Since the deck floor is made of composite, we needed to buy special screws. The lumber comes in gray, brown, tan, or red (we got red), and Home Depot sells special color-matched screws designed just for this purpose. Well, that is, they are color matched as long as you bought the gray or brown composite. Even though the rack at HD clearly states "red screws", there were none to be had. At any HD in Pittsburgh. Or in Connecticut, for that matter. Or Elizabeth, New Jersey. Yet when we asked a guy about special ordering them, he told us he couldn't because they are a regularly stocked item. This stupidity lasted about three weeks until I broke down and bought the brown screws. And, as it turns out, the brown screws match the red composite perfectly. Sigh. Why they couldn't have just told me to buy the brown to begin with....
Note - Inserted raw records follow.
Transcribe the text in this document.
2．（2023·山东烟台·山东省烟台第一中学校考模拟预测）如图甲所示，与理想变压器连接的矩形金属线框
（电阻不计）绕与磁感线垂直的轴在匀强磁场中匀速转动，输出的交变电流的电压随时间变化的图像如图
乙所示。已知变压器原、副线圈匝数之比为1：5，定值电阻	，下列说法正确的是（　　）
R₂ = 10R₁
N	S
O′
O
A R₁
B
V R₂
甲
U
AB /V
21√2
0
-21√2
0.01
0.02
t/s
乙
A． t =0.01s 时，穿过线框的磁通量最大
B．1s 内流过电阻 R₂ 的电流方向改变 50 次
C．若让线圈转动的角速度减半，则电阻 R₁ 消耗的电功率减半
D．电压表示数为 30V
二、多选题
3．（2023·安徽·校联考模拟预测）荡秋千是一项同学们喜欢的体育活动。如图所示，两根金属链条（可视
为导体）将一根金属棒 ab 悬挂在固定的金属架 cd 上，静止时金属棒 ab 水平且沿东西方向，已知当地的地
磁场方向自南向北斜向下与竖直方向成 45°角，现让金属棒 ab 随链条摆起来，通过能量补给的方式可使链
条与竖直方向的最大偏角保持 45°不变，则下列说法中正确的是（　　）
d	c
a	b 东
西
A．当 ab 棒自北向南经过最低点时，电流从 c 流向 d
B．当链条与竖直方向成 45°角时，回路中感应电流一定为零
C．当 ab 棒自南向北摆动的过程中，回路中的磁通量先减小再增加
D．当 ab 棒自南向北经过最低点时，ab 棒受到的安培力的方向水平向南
By the way, some of you folks of the handy ilk might be wondering why we didn't choose one of those fancy "hidden fastener" systems that screw in from the bottom. Well, two reasons. First, it would have cost us about $800 extra. Second, every dealer we talked to said they suck. There ya have it.

So after an exhausting, muddy, wet week of non-stop work, we have a place to have a relaxing dinner or a drink.

Well, we did, until the bees found us.